Ce débat s'ouvre dans un contexte douloureux, alors que nos pensées vont au jeune Nahel, mort à 17 ans, mais également aux forces de police et de gendarmerie ainsi qu'aux maires, ces élus de proximité, qui nous rappellent le caractère essentiel de celle-ci – peut-être est-ce la leçon à tirer des événements actuels. Elle serait du reste aussi valable pour la justice, dont l'indépendance ne doit pas entraîner l'indifférence aux territoires.
En guise de préambule à l'examen de ces textes, je rappellerai que pour 73 % des Français, la justice fonctionne mal. Une telle défiance est alarmante : la justice doit retrouver la confiance démocratique, d'autant que sa fragilité peut en faire le cheval de Troie d'un exécutif épris d'autoritarisme – les régimes polonais et hongrois le démontrent en sévissant contre les minorités et en bafouant les principes constitutifs de l'État de droit. Notre rôle de législateur consiste ici à engager la justice dans la voie d'une réforme systémique et à conserver l'équilibre entre son indépendance et les moyens qu'elle requiert pour accomplir sa mission. Nous devons aussi nous interroger au sujet de l'intelligence artificielle, de la justice digitale, de l'informatisation du droit, qui modifient l'élaboration de la loi.
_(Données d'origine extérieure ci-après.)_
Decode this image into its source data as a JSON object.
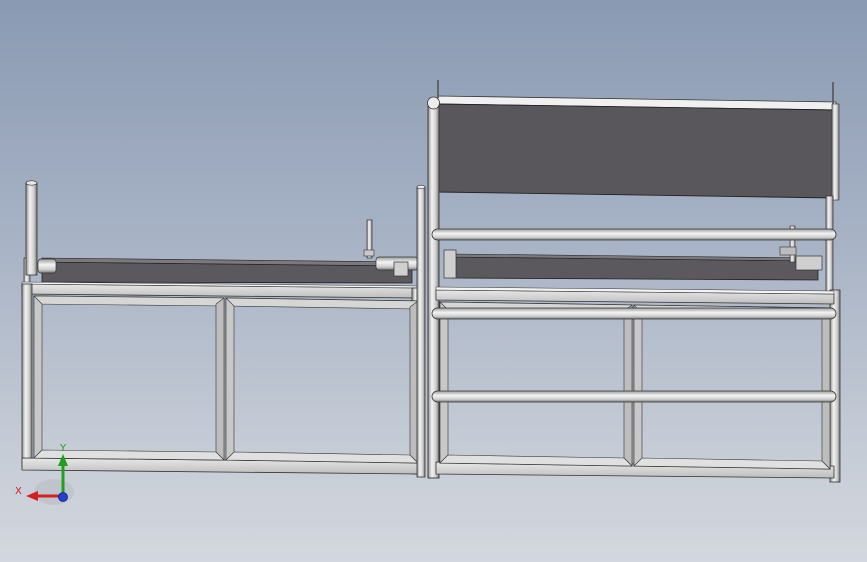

Il s'agit de nous donner les moyens de dessiner le chemin que suivra la justice dans ce nouvel univers. Quel est, monsieur le ministre, l'engagement du Gouvernement sur ce point ?
S'agissant du projet de loi organique, qui tend à ouvrir de nouvelles voies d'accès à la magistrature, nous voulons vous convaincre d'y associer davantage les universitaires et de favoriser l'adoption, essentielle, des amendements de clarification concernant l'exercice de cette magistrature et la déontologie ; sous réserve de ces avancées, le texte est plutôt bon. S'agissant du projet de loi, il convient de saluer la majoration des crédits ; le texte contient également une habilitation du Gouvernement à réécrire par voie d'ordonnance la partie législative du code de procédure pénale, cependant que le rapport annexé concentre nos insatisfactions et nos espérances, canalise nos frustrations.